Teradata Package for R Function Reference | 17.00 - 17.00 - td_pca_predict_valib - Teradata Package for R

Teradata® Package for R Function Reference

Product
Teradata Package for R
Release Number
17.00
Release Date
July 2021
Content Type
Programming Reference
Publication ID
B700-4007-090K
Language
English (United States)

Description

The function generates PCA scores using the model created by td_pca_valib(). The scoring process expresses each component as a linear combination of the input columns. The result output tbl_teradata contains one or more index (key) columns and PCA score columns, one for each component.

When PCA analysis was based on a correlation matrix, scoring input data is normalized by subtracting the mean and dividing by the standard deviation. If multiple factor models were built by means of one or more group by columns, the resulting score tbl_teradata includes these columns and score the grouped input columns accordingly.

Usage

td_pca_predict_valib(model, data, ...)

Arguments

model

Required Argument.
Specifies the input containing the PCA model to use in scoring. This must be the "result" tbl_teradata generated by td_pca_valib() or a tbl_teradata created on a table generated by 'factor' function from Vantage Analytic Library.
Types: tbl_teradata

data

Required Argument.
Specifies the input data containing the columns to get PCA scores.
Types: tbl_teradata

...

Specifies other arguments supported by the function as described in the 'Other Arguments' section.

Value

Function returns an object of class "td_pca_predict_valib" which is a named list containing object of class "tbl_teradata".cr Named list member can be referenced directly with the "$" operator using name: result.

Other Arguments

index.columns

Optional Argument.
Specifies one or more different columns for the primary index of the result output tbl_teradata.
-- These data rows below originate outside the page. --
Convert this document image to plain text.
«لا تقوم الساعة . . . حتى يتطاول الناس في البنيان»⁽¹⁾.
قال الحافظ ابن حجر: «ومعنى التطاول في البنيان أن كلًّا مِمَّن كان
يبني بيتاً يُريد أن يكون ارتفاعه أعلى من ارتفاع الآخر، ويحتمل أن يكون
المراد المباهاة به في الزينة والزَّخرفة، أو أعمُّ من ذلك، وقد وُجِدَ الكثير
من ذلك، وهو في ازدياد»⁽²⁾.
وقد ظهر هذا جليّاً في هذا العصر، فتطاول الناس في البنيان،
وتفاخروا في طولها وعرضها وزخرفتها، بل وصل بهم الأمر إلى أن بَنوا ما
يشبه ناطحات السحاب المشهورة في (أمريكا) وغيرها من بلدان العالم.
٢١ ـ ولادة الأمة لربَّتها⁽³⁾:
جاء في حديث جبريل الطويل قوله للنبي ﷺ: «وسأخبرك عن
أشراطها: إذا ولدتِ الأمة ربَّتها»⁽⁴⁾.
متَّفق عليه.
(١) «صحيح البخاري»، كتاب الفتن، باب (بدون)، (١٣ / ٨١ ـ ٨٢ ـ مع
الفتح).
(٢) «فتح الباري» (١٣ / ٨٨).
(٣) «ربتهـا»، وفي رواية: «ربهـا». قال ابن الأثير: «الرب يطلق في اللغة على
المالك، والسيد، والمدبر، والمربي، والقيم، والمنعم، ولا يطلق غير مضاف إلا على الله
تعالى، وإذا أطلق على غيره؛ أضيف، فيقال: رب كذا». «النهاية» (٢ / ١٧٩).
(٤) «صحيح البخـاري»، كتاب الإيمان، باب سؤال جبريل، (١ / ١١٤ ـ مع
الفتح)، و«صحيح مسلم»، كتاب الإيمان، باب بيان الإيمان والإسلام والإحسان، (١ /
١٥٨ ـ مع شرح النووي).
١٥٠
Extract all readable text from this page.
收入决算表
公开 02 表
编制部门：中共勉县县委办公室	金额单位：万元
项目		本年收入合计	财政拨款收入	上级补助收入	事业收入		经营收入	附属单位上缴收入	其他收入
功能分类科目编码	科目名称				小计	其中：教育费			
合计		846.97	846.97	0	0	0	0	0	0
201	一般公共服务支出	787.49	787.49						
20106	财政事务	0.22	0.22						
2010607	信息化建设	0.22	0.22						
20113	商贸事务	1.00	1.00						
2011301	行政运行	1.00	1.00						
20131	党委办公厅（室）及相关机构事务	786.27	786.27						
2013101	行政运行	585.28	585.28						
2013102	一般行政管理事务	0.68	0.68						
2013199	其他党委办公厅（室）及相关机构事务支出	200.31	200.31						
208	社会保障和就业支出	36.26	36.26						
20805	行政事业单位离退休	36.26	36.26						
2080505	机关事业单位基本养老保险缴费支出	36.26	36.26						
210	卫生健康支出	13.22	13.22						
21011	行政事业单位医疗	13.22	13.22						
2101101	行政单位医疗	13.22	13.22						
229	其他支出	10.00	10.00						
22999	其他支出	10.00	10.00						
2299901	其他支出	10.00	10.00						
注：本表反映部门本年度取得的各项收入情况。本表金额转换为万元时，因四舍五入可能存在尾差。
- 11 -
By default, the primary index columns of the result output tbl_teradata are the primary index columns of the input tbl_teradata "data". In addition, the columns specified in this argument need to form a unique key for the result output tbl_teradata. Otherwise, there are more than one score for a given observation.
Types: character OR vector of Strings (character)

accumulate

Optional Argument.
Specifies one or more columns from the "data" tbl_teradata that can be passed to the result output tbl_teradata.
Types: character OR vector of Strings (character)

Examples

# Notes:
#   1. To execute Vantage Analytic Library functions, set option 'val.install.location' to
#      the database name where Vantage analytic library functions are installed.
#   2. Datasets used in these examples can be loaded using Vantage Analytic Library installer.
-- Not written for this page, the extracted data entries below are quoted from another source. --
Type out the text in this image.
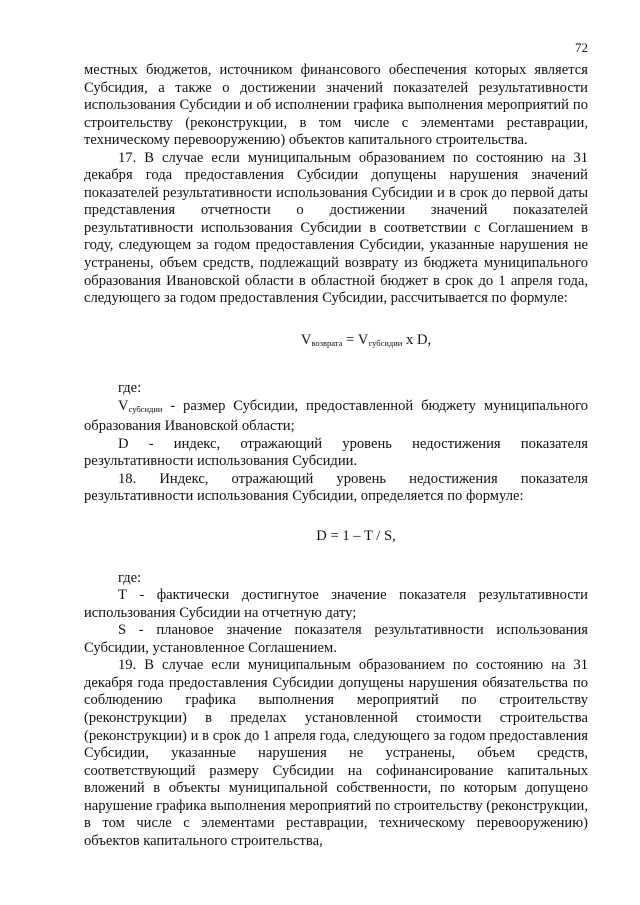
72

местных бюджетов, источником финансового обеспечения которых является Субсидия, а также о достижении значений показателей результативности использования Субсидии и об исполнении графика выполнения мероприятий по строительству (реконструкции, в том числе с элементами реставрации, техническому перевооружению) объектов капитального строительства.

17. В случае если муниципальным образованием по состоянию на 31 декабря года предоставления Субсидии допущены нарушения значений показателей результативности использования Субсидии и в срок до первой даты представления отчетности о достижении значений показателей результативности использования Субсидии в соответствии с Соглашением в году, следующем за годом предоставления Субсидии, указанные нарушения не устранены, объем средств, подлежащий возврату из бюджета муниципального образования Ивановской области в областной бюджет в срок до 1 апреля года, следующего за годом предоставления Субсидии, рассчитывается по формуле:

$V_{возврата} = V_{субсидии}$ x D,

где:

$V_{субсидии}$ - размер Субсидии, предоставленной бюджету муниципального образования Ивановской области;

D - индекс, отражающий уровень недостижения показателя результативности использования Субсидии.

18. Индекс, отражающий уровень недостижения показателя результативности использования Субсидии, определяется по формуле:

D = 1 – T / S,

где:

Т - фактически достигнутое значение показателя результативности использования Субсидии на отчетную дату;

S - плановое значение показателя результативности использования Субсидии, установленное Соглашением.

19. В случае если муниципальным образованием по состоянию на 31 декабря года предоставления Субсидии допущены нарушения обязательства по соблюдению графика выполнения мероприятий по строительству (реконструкции) в пределах установленной стоимости строительства (реконструкции) и в срок до 1 апреля года, следующего за годом предоставления Субсидии, указанные нарушения не устранены, объем средств, соответствующий размеру Субсидии на софинансирование капитальных вложений в объекты муниципальной собственности, по которым допущено нарушение графика выполнения мероприятий по строительству (реконструкции, в том числе с элементами реставрации, техническому перевооружению) объектов капитального строительства,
# Set the option 'val.install.location'.
options(val.install.location = "SYSLIB")

# Get remote data source connection.
con <- td_get_context()$connection

# Create an object of class "tbl_teradata".
df <- tbl(con, "customer")
print(df)

# Run PCA() on columns "age", "income", "years_with_bank" and "nbr_children".
pca_obj <- td_pca_valib(data=df,
                        columns=c("age", "years_with_bank", "nbr_children", "income"))
                        
# Get PCA scores using the model generated above.
obj <- td_pca_predict_valib(data=df,
                            model=pca_obj$result,
                            index.columns="cust_id",
                            accumulate=c("age", "years_with_bank", "nbr_children"))

# Print the results.
print(obj$result)

# Score using S3 predict function and the model generated above.
obj <- predict(pca_obj, 
               data=df,
               index.columns="cust_id",
               accumulate=c("age", "years_with_bank", "nbr_children"))

# Print the results.
print(obj$result)